Cedars-Sinai scientists are seeking to build an improved stem-cell model of amyotrophic lateral sclerosis (ALS) to accelerate progress toward a cure for the devastating neurological disorder. Their findings demonstrate that current models can be enhanced by the aging of motor neurons to show how ALS damages cells later in life.
ALS, also known as Lou Gehrig's disease, affects more than 12,000 people in the U.S., according to the National Institutes of Health. It typically strikes between the ages of 40 and 70, according to the ALS Association. There are no effective treatments, and most patients suffer paralysis and die within five years of diagnosis.
To understand ALS, researchers at the Cedars-Sinai Board of Governors Regenerative Medicine Institute are creating induced pluripotent stem cells (iPSCs) derived from patients' skin cells. By altering several genes in patients' cells, the investigators can return these cells to their embryonic, or stem-cell, state. These specially engineered stem cells reproduce indefinitely in laboratory dishes, where their abnormalities and processes can be examined in detail. In the case of ALS, these cells are used to grow spinal motor neurons and study them.

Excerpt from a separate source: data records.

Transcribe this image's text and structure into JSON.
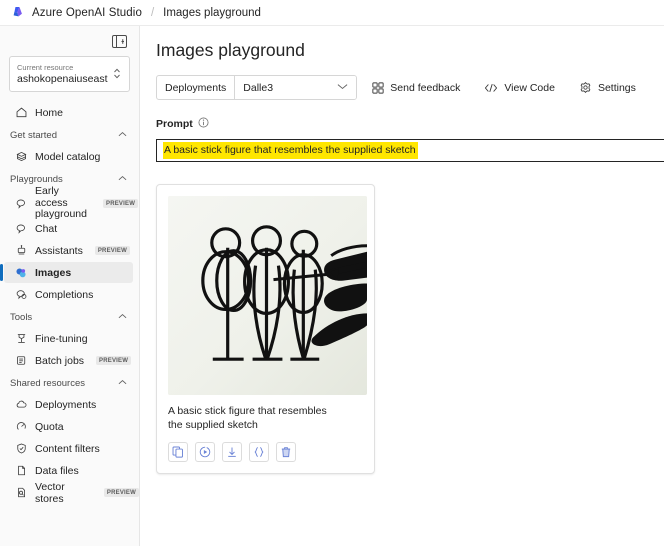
{
  "topbar": {
    "logo_icon": "azure-logo-icon",
    "brand": "Azure OpenAI Studio",
    "separator": "/",
    "breadcrumb_current": "Images playground"
  },
  "sidebar": {
    "collapse_icon": "panel-collapse-icon",
    "resource": {
      "label": "Current resource",
      "value": "ashokopenaiuseast",
      "chevron_icon": "chevron-up-down-icon"
    },
    "items": [
      {
        "label": "Home",
        "icon": "home-icon",
        "badge": "",
        "selected": false
      }
    ],
    "groups": [
      {
        "title": "Get started",
        "chevron_icon": "chevron-up-icon",
        "items": [
          {
            "label": "Model catalog",
            "icon": "model-catalog-icon",
            "badge": "",
            "selected": false
          }
        ]
      },
      {
        "title": "Playgrounds",
        "chevron_icon": "chevron-up-icon",
        "items": [
          {
            "label": "Early access playground",
            "icon": "chat-bubble-icon",
            "badge": "PREVIEW",
            "selected": false
          },
          {
            "label": "Chat",
            "icon": "chat-bubble-icon",
            "badge": "",
            "selected": false
          },
          {
            "label": "Assistants",
            "icon": "assistant-robot-icon",
            "badge": "PREVIEW",
            "selected": false
          },
          {
            "label": "Images",
            "icon": "images-icon",
            "badge": "",
            "selected": true
          },
          {
            "label": "Completions",
            "icon": "completions-icon",
            "badge": "",
            "selected": false
          }
        ]
      },
      {
        "title": "Tools",
        "chevron_icon": "chevron-up-icon",
        "items": [
          {
            "label": "Fine-tuning",
            "icon": "fine-tuning-icon",
            "badge": "",
            "selected": false
          },
          {
            "label": "Batch jobs",
            "icon": "batch-jobs-icon",
            "badge": "PREVIEW",
            "selected": false
          }
        ]
      },
      {
        "title": "Shared resources",
        "chevron_icon": "chevron-up-icon",
        "items": [
          {
            "label": "Deployments",
            "icon": "deployments-cloud-icon",
            "badge": "",
            "selected": false
          },
          {
            "label": "Quota",
            "icon": "quota-gauge-icon",
            "badge": "",
            "selected": false
          },
          {
            "label": "Content filters",
            "icon": "shield-icon",
            "badge": "",
            "selected": false
          },
          {
            "label": "Data files",
            "icon": "document-icon",
            "badge": "",
            "selected": false
          },
          {
            "label": "Vector stores",
            "icon": "vector-store-icon",
            "badge": "PREVIEW",
            "selected": false
          }
        ]
      }
    ]
  },
  "main": {
    "page_title": "Images playground",
    "toolbar": {
      "deployments_label": "Deployments",
      "deployment_value": "Dalle3",
      "deployment_chevron_icon": "chevron-down-icon",
      "send_feedback": "Send feedback",
      "send_feedback_icon": "grid-squares-icon",
      "view_code": "View Code",
      "view_code_icon": "code-brackets-icon",
      "settings": "Settings",
      "settings_icon": "gear-icon"
    },
    "prompt": {
      "label": "Prompt",
      "info_icon": "info-circle-icon",
      "value": "A basic stick figure that resembles the supplied sketch",
      "highlight_color": "#ffe600"
    },
    "result_card": {
      "image_alt": "three stick figures being drawn by a hand",
      "caption": "A basic stick figure that resembles the supplied sketch",
      "actions": [
        {
          "name": "copy-icon",
          "title": "Copy"
        },
        {
          "name": "regenerate-icon",
          "title": "Regenerate"
        },
        {
          "name": "download-icon",
          "title": "Download"
        },
        {
          "name": "json-braces-icon",
          "title": "View JSON"
        },
        {
          "name": "delete-icon",
          "title": "Delete"
        }
      ]
    }
  },
  "colors": {
    "accent": "#0f6cbd",
    "icon_blue": "#6b83d6",
    "highlight": "#ffe600",
    "sidebar_bg": "#fafafa",
    "selected_bg": "#ebebeb"
  }
}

A multi-center team led by Clive Svendsen, PhD, and Ritchie Ho, PhD, has found that iPSC versions of spinal motor neurons typically used to model ALS resemble immature or fetal neurons more than mature adult neurons in adults affected by the disease. In a detailed analysis of large sets of genes, the investigators also showed how ALS may impact neurons as they mature and exacerbate age-related changes.
Taken together, the findings suggest that investigators need to devise ways to alter iPSC versions of spinal motor neurons to more closely resemble older versions found in adult ALS patients, the scientists said. "Using motor neurons to model neurological disease may require their aging in a dish," said Ho, the first author of an article on the study, published online in the journal Nature Neuroscience.
To help researchers tackle the task of aging the stem cells, the group identified a series of genetic markers to assess cell maturity and age.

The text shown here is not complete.